Polisi Cari Penyebar Hoax ‘Jokowi End Game’, Netizen Unggah Cuitan Denny Siregar

0
428
jokowi end game

Jakarta, RubrikIndonesia – Upaya untuk memburu dalang di balik seruan bertajuk ‘Jokowi End Game’ kini tengah dilakukan, meski aksi demo yang rencananya akan digelar pada Sabtu, 24 Juli kemarin ternyata urung di gelar.

Sebelumnya seruan demo tersebut sempat viral di media sosial. Dikatakan ada sejumlah elemen masyarakat akan long march dari Glodok sampai Istana Negara untuk menolak perpanjangan PPKM. Ribuan personel bahkan sempat diturunkan untuk mengamankan aksi.

Bahkan sempat dikabarkan, pengemudi berbasis aplikasi atau daring (Ojek Online) akan ikut dalam aksi demo tolak PPKM. Namun hal itu sudah dibantah oleh pihak ojek online yang merasa tidak mengadakan himbauan tersebut.

Polda Metro Jaya tengah memburu otak di balik penyebaran informasi di media sosial tentang seruan aksi tersebut. Aksi demo yang dijadwalkan pada 24 Juli 2021 itu salah satunya untuk menolak kebijakan (PPKM).

“Nanti kita cari,” kata Kabid Humas Polda Metro Jaya, Kombes Pol Yusri Yunus kepada wartawan, Sabtu (24/7/2021).

Yusri menyakini informasi yang tersebar melalui media sosial adalah hoaks. Pasalnya, petugas telah mengkonfirmasi kepada organisasi masyarakat maupun ojek online bahwa mereka tidak terlibat dalam seruan aksi demo tersebut.

Menanggapi berita tersebut netizen pun banyak yang berkomentar bahwa lebih masif para buzzer yang menyebarkan seruan tentang kegiatan demo tersebut. Netizenpunmengaitkan cuitan Denny Siregar.

“Polisi cari Penyebar Informasi Aksi Demo Jokowi End Game.. Gak susah Koq nyarinya Pak,” ujar akun twitter Jojo Marshall.

 

Maudy Asmara penggiat medsos mengunggah berita tentang batalnya aksi “Jokowi End game’ dan polisi mencari penyebar informasi kegiatan tersebut dengan caption “Ada yang kena prank ya?”

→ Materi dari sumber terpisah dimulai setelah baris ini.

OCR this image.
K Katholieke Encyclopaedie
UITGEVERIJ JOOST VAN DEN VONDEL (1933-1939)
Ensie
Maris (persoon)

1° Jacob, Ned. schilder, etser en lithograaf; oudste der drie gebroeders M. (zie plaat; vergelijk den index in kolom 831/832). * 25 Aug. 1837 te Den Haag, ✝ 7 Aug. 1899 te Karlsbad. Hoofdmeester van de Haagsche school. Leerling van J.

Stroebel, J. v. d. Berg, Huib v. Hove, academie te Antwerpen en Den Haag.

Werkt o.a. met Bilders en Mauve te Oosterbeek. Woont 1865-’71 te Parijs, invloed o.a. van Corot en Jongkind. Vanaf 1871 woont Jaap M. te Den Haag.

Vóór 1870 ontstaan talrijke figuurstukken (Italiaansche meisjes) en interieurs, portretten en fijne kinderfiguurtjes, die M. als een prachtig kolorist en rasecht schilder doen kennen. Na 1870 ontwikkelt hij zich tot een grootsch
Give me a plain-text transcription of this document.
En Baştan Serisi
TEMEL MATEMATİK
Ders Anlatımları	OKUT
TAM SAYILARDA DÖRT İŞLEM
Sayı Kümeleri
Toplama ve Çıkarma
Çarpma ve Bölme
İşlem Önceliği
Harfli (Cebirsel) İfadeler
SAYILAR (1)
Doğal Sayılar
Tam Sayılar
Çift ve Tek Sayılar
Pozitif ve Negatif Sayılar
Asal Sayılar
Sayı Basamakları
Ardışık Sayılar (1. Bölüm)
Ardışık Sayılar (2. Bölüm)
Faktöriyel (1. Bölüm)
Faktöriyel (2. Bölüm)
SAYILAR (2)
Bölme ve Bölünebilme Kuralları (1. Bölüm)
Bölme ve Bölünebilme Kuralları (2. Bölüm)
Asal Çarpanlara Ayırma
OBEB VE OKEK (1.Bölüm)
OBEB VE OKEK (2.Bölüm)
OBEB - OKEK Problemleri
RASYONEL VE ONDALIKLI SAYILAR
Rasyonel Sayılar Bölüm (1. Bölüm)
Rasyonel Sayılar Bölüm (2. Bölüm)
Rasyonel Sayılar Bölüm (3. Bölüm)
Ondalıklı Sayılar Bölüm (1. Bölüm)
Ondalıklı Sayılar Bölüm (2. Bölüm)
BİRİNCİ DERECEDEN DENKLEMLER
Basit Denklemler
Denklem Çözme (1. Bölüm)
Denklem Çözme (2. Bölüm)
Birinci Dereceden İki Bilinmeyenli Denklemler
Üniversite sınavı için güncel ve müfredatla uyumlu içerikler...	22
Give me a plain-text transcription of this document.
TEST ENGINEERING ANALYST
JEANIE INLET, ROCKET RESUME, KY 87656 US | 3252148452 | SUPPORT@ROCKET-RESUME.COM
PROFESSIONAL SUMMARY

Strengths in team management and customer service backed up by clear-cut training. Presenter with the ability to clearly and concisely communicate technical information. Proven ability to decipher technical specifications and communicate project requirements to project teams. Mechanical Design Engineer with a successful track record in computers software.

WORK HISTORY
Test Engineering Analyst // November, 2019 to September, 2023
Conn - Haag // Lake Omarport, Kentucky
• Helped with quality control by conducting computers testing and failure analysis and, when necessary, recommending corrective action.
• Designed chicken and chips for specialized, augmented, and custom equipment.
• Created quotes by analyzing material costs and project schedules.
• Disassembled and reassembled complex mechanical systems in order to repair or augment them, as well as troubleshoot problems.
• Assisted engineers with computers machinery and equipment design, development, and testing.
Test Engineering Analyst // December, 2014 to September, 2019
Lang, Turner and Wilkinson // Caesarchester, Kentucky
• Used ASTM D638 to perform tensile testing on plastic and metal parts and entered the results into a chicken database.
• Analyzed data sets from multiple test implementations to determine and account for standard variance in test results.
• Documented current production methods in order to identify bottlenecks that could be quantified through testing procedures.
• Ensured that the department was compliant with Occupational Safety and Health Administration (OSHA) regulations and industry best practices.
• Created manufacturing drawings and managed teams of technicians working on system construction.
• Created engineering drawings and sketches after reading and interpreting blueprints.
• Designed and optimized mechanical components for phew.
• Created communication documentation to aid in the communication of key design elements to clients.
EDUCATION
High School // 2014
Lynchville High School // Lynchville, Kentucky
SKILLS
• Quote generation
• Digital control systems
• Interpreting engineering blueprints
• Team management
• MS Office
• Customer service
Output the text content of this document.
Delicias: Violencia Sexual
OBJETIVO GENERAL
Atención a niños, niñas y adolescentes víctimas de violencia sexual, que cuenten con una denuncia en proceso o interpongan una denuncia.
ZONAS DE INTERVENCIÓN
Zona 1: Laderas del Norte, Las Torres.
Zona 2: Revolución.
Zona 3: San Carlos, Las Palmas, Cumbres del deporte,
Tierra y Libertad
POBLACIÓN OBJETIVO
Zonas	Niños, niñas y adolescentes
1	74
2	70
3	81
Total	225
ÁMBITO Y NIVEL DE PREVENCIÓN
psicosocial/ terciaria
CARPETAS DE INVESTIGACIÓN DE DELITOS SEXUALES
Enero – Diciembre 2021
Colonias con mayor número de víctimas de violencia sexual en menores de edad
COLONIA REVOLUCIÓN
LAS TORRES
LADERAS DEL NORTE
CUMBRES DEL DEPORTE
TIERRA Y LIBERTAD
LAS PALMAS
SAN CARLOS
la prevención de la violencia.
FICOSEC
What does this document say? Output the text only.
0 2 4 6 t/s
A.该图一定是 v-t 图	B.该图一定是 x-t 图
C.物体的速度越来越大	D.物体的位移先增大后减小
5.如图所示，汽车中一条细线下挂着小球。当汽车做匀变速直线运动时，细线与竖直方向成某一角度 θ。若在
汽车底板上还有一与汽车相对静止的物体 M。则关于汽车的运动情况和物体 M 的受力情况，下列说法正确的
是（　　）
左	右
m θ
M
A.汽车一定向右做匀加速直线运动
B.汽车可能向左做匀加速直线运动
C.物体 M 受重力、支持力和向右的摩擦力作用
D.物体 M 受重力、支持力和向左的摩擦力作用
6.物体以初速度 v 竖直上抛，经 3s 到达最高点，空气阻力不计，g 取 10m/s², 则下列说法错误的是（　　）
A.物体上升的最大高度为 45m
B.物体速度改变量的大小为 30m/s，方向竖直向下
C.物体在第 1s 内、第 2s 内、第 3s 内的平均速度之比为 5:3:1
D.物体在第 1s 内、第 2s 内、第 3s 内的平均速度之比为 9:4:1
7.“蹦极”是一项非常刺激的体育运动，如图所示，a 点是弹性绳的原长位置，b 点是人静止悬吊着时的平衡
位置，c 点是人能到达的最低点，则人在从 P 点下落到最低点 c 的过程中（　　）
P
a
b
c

Unggahan tersebut cukup banjir tanggapan tapi yang menarik seorang netisen menjawab “Nih yang nyebarin Hoax nya,” tulisnya sambil mengunggah capture cuitan Denny Siregar.

Dalam cuitanya Denny Siregar menuliskan bahwa akan ada mobilisasi massa dari Jawa barat ke Jakarta. Ada juga anarko yang sering bikin keributan, dan mahasiswa bayaran. Dana bohir turun pendemo mulai dapat pekerjaan.

 

“Ribuan aparat beserta kendaraan berat diturunkan, tp gak ada demo tuh, berarti pemerintah kena hoax si Densi. Btw BIN kemana ya ? Apa lg sibuk door to door urusan vaksin ya ?” ujar akun Lukman Simanjuntak.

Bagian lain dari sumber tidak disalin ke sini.